I guess I will have to stop snuggling him. I know that developmentally it is best to participate in age-appropriate activities with Down syndrome people, but this morning when he approached my breakfast table saying “Snuggle you?” I just couldn’t resist, so we ran to jump under a blanket with him laughing, and we played Peek-A-Boo with him laughing even harder. It isn’t age-appropriate to play Peek-A-Boo with a 19 year old, but it makes him so happy that it makes me really happy.

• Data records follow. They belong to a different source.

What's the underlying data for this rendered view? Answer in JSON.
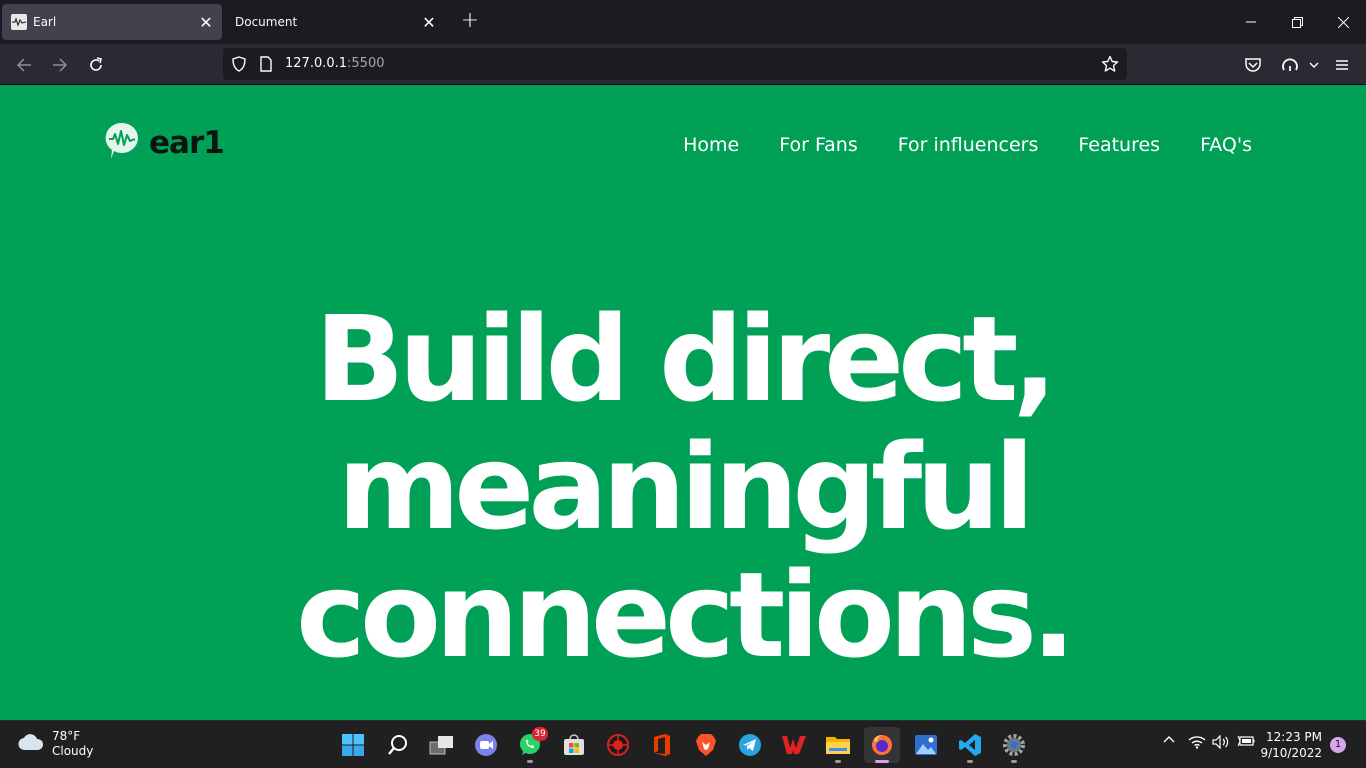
{
  "browser": {
    "tabs": [
      {
        "title": "Earl",
        "active": true
      },
      {
        "title": "Document",
        "active": false
      }
    ],
    "url_host": "127.0.0.1",
    "url_port": ":5500"
  },
  "site": {
    "logo_text": "ear1",
    "nav": [
      "Home",
      "For Fans",
      "For influencers",
      "Features",
      "FAQ's"
    ],
    "hero_lines": [
      "Build direct,",
      "meaningful",
      "connections."
    ],
    "colors": {
      "background": "#00a056",
      "logo_dark": "#0a1510",
      "text": "#ffffff"
    }
  },
  "taskbar": {
    "weather_temp": "78°F",
    "weather_desc": "Cloudy",
    "whatsapp_badge": "39",
    "time": "12:23 PM",
    "date": "9/10/2022",
    "notification_count": "1",
    "apps": [
      "start-icon",
      "search-icon",
      "task-view-icon",
      "teams-icon",
      "whatsapp-icon",
      "store-icon",
      "antivirus-icon",
      "office-icon",
      "brave-icon",
      "telegram-icon",
      "wps-icon",
      "file-explorer-icon",
      "firefox-icon",
      "photos-icon",
      "vscode-icon",
      "settings-icon"
    ]
  }
}
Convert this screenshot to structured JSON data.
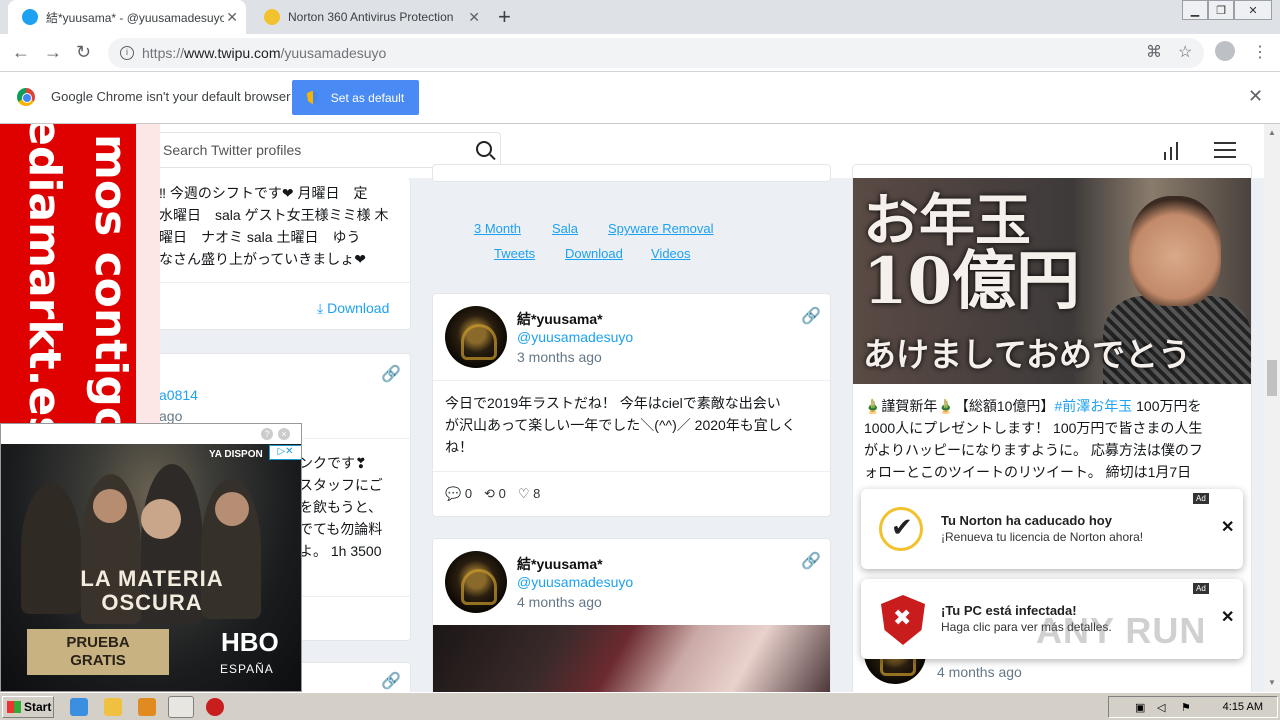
{
  "browser": {
    "tabs": [
      {
        "title": "結*yuusama* - @yuusamadesuyo T"
      },
      {
        "title": "Norton 360 Antivirus Protection"
      }
    ],
    "url": {
      "protocol": "https://",
      "host": "www.twipu.com",
      "path": "/yuusamadesuyo"
    },
    "infobar": {
      "message": "Google Chrome isn't your default browser",
      "button": "Set as default"
    }
  },
  "site": {
    "search_placeholder": "Search Twitter profiles",
    "nav_links_row1": [
      "3 Month",
      "Sala",
      "Spyware Removal"
    ],
    "nav_links_row2": [
      "Tweets",
      "Download",
      "Videos"
    ]
  },
  "left_column": {
    "tweet1_lines": [
      "‼ 今週のシフトです❤ 月曜日　定",
      "水曜日　sala ゲスト女王様ミミ様 木",
      "曜日　ナオミ sala 土曜日　ゆう",
      "なさん盛り上がっていきましょ❤"
    ],
    "download": "Download",
    "tweet2_handle_partial": "a0814",
    "tweet2_time_partial": "ago",
    "tweet2_lines": [
      "ンクです❣",
      "スタッフにご",
      "を飲もうと、",
      "でても勿論料",
      "よ。 1h 3500"
    ]
  },
  "middle_column": {
    "tweet1": {
      "name": "結*yuusama*",
      "handle": "@yuusamadesuyo",
      "time": "3 months ago",
      "lines": [
        "今日で2019年ラストだね！ 今年はcielで素敵な出会い",
        "が沢山あって楽しい一年でした＼(^^)／ 2020年も宜しく",
        "ね！"
      ],
      "replies": "0",
      "retweets": "0",
      "likes": "8"
    },
    "tweet2": {
      "name": "結*yuusama*",
      "handle": "@yuusamadesuyo",
      "time": "4 months ago"
    }
  },
  "right_column": {
    "image_text": {
      "line1": "お年玉",
      "line2": "10億円",
      "line3": "あけましておめでとう"
    },
    "tweet_lines_pre": [
      "🎍謹賀新年🎍【総額10億円】"
    ],
    "hashtag": "#前澤お年玉",
    "tweet_line1_post": " 100万円を",
    "tweet_lines": [
      "1000人にプレゼントします！ 100万円で皆さまの人生",
      "がよりハッピーになりますように。 応募方法は僕のフ",
      "ォローとこのツイートのリツイート。 締切は1月7日"
    ],
    "bottom_time": "4 months ago"
  },
  "ads": {
    "red_banner": {
      "line1": "ediamarkt.es",
      "line2": "mos contigo!"
    },
    "hbo": {
      "top_label": "YA DISPON",
      "title_line1": "LA MATERIA",
      "title_line2": "OSCURA",
      "cta_line1": "PRUEBA",
      "cta_line2": "GRATIS",
      "logo": "HBO",
      "logo_sub": "ESPAÑA"
    },
    "norton1": {
      "tag": "Ad",
      "title": "Tu Norton ha caducado hoy",
      "message": "¡Renueva tu licencia de Norton ahora!"
    },
    "norton2": {
      "tag": "Ad",
      "title": "¡Tu PC está infectada!",
      "message": "Haga clic para ver más detalles."
    },
    "watermark": "ANY RUN"
  },
  "taskbar": {
    "start": "Start",
    "clock": "4:15 AM"
  },
  "colors": {
    "twitter_blue": "#1da1f2",
    "chrome_blue": "#4a8af4",
    "mediamarkt_red": "#df0000"
  }
}
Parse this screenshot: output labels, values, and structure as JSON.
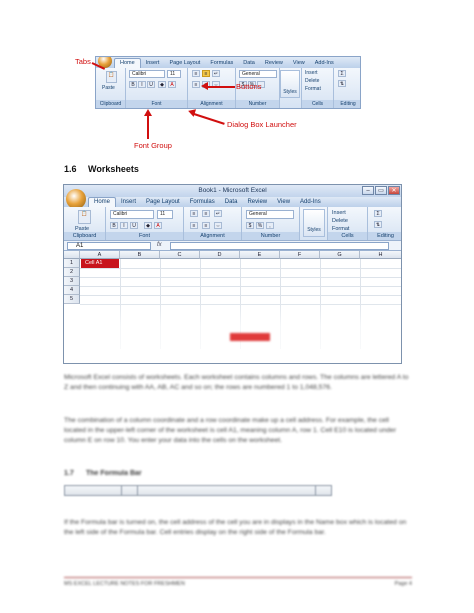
{
  "fig1": {
    "tabs": [
      "Home",
      "Insert",
      "Page Layout",
      "Formulas",
      "Data",
      "Review",
      "View",
      "Add-Ins"
    ],
    "font_name": "Calibri",
    "font_size": "11",
    "number_format": "General",
    "groups": [
      "Clipboard",
      "Font",
      "Alignment",
      "Number",
      "Styles",
      "Cells",
      "Editing"
    ],
    "styles_label": "Styles",
    "cells_buttons": [
      "Insert",
      "Delete",
      "Format"
    ],
    "paste_label": "Paste",
    "annotations": {
      "tabs": "Tabs",
      "buttons": "Buttons",
      "dialog_box_launcher": "Dialog Box Launcher",
      "font_group": "Font Group"
    },
    "annotation_color": "#d10f0f"
  },
  "section": {
    "number": "1.6",
    "title": "Worksheets"
  },
  "excel": {
    "window_title": "Book1 - Microsoft Excel",
    "tabs": [
      "Home",
      "Insert",
      "Page Layout",
      "Formulas",
      "Data",
      "Review",
      "View",
      "Add-Ins"
    ],
    "font_name": "Calibri",
    "font_size": "11",
    "number_format": "General",
    "groups": [
      "Clipboard",
      "Font",
      "Alignment",
      "Number",
      "Styles",
      "Cells",
      "Editing"
    ],
    "styles_label": "Styles",
    "paste_label": "Paste",
    "cells_buttons": [
      "Insert",
      "Delete",
      "Format"
    ],
    "name_box": "A1",
    "fx": "fx",
    "columns": [
      "A",
      "B",
      "C",
      "D",
      "E",
      "F",
      "G",
      "H"
    ],
    "rows": [
      "1",
      "2",
      "3",
      "4",
      "5"
    ],
    "cell_a1": "Cell A1",
    "window_buttons": [
      "–",
      "▭",
      "✕"
    ]
  },
  "body": {
    "p1": "Microsoft Excel consists of worksheets. Each worksheet contains columns and rows. The columns are lettered A to Z and then continuing with AA, AB, AC and so on; the rows are numbered 1 to 1,048,576.",
    "p2": "The combination of a column coordinate and a row coordinate make up a cell address. For example, the cell located in the upper-left corner of the worksheet is cell A1, meaning column A, row 1. Cell E10 is located under column E on row 10. You enter your data into the cells on the worksheet.",
    "sub_number": "1.7",
    "sub_title": "The Formula Bar",
    "p3": "If the Formula bar is turned on, the cell address of the cell you are in displays in the Name box which is located on the left side of the Formula bar. Cell entries display on the right side of the Formula bar.",
    "footer_text": "MS EXCEL LECTURE NOTES FOR FRESHMEN",
    "footer_page": "Page 4"
  }
}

Most Down syndrome folks are more mature at 19 years than my son. I might be wrong, but it seems like we are in a little bit of an in-between place developmentally. Unless the individual has some physical handicaps that keep them even less aware, the Down syndrome teen –30 year olds that we know are well ahead of my son Joey in social maturity. They have ideas and make plans. They see their future as a place where they can accomplish some things that they see as interesting to do. My son functions at age 4-5, where if there’s a crayon and a piece of paper around, that’s pretty much going to be a good day. So while I am being educated to decide that we should focus him toward age-appropriate activities, how can I give up the things that give him light in his day?
Do I really have to? A parent would, with anyone else, ask them to see that something they are doing needs to be left behind at some point . . . but does he have to do that? Am I holding him back as much as it would be for others if I let him be playful like a child? Is it holding all of us back from some place we need to go?
I haven’t answered these questions. Maybe I don’t have to yet, or maybe I am too late in doing so — I haven’t answered those questions yet either. What is right for him? Where do any of us put our mind for rest and then pick up later with what we are required to do? For now, his laughter is my measure of success. I hope I don’t have to learn that it’s going to be appropriate for me to change that.
I don’t know when the answers to any of my questions will come, and I don’t know what they will be, but I’m holding on to the view that it’s not as though there’s nothing left to enjoy about being 4 or 5. It’s not as though there is nothing left for any of us to learn in that place . . . I have been a mother for more than 25 years, but I never knew until yesterday that the shadow of a bubble is a rainbow.